冷殃不再说话了,而是直接驱使这冰剑,一路飞驰……
两个时辰之后,二人在一处城外停下,冷殃收起冰剑之后,直接往前走去。元清站在原地半晌,正犹豫着是不是赶紧离开之时,前面正在走着的身影一顿,停下了脚步。
元清干咽了一口口水,虽然也不是很明白自己为何这般害怕,但还是赶紧跟了上去。这一路之上,气息已经恢复了一些,尽管面色还有些苍白,丹田内也是空空如何,不过经脉倒是没什么大问题。元清想着,可能是因为灵核的缘故,被那旺盛的生命之力给修复了。
元清没敢问冷殃去哪里,只是一直跟着走,一直到冷殃付了入城费,而后一路将其带到一处院子之时,元清这才惊觉,她似乎到了冷殃在这里住的地方。
“坐。”
“好。”元清在院子里的石凳之上坐下,背挺得直直的。她前世作为堂主去参加集会的时候,都没有这般正襟危坐过。
“吃了。”冷殃进去片刻之后,拿了一壶茶和茶杯,顺便递过去一个玉瓶。
元清将瓶塞打开,倒出丹药,直接吞服了下去。药力入体,瞬间弥漫四肢百骸,一股舒爽的感觉油然而生,伤都感觉好了。至于灵力,那只能后面慢慢修炼了。

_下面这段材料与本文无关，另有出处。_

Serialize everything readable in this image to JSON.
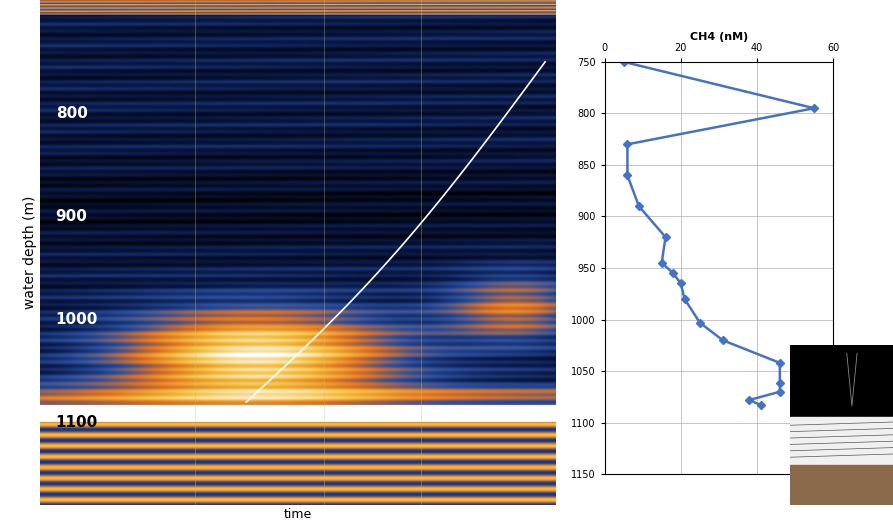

元清小心看着冷殃,身体舒爽之后,现实是精神开始不好了。这种面对严厉长辈的感觉,上辈子没体验过,这辈子倒是年纪轻轻就开始体验了。思前想后,元清总结出了自己为何这样怕冷殃的缘故,一来是怕被发现她不是那个元清,二来……应该是不知道怎么相处吧。
其实前面的元清与冷殃相处也不多,更是分开了八年,有些变化都是可能的,根本无需担忧什么,但是那双冰冷冷的双眸,实在是让人压力很大。
“告诉我,为什么?”冷殃倒了一杯茶,递了过去。
“嗯……额……”元清深深吸了一口气,干脆道:“这婚约我认为对于我们是一道枷锁。”
冷殃微微点头道:“你若是不愿意的话,无需在意。”
“啊?”
“怎么了?”冷殃转首,淡淡问道。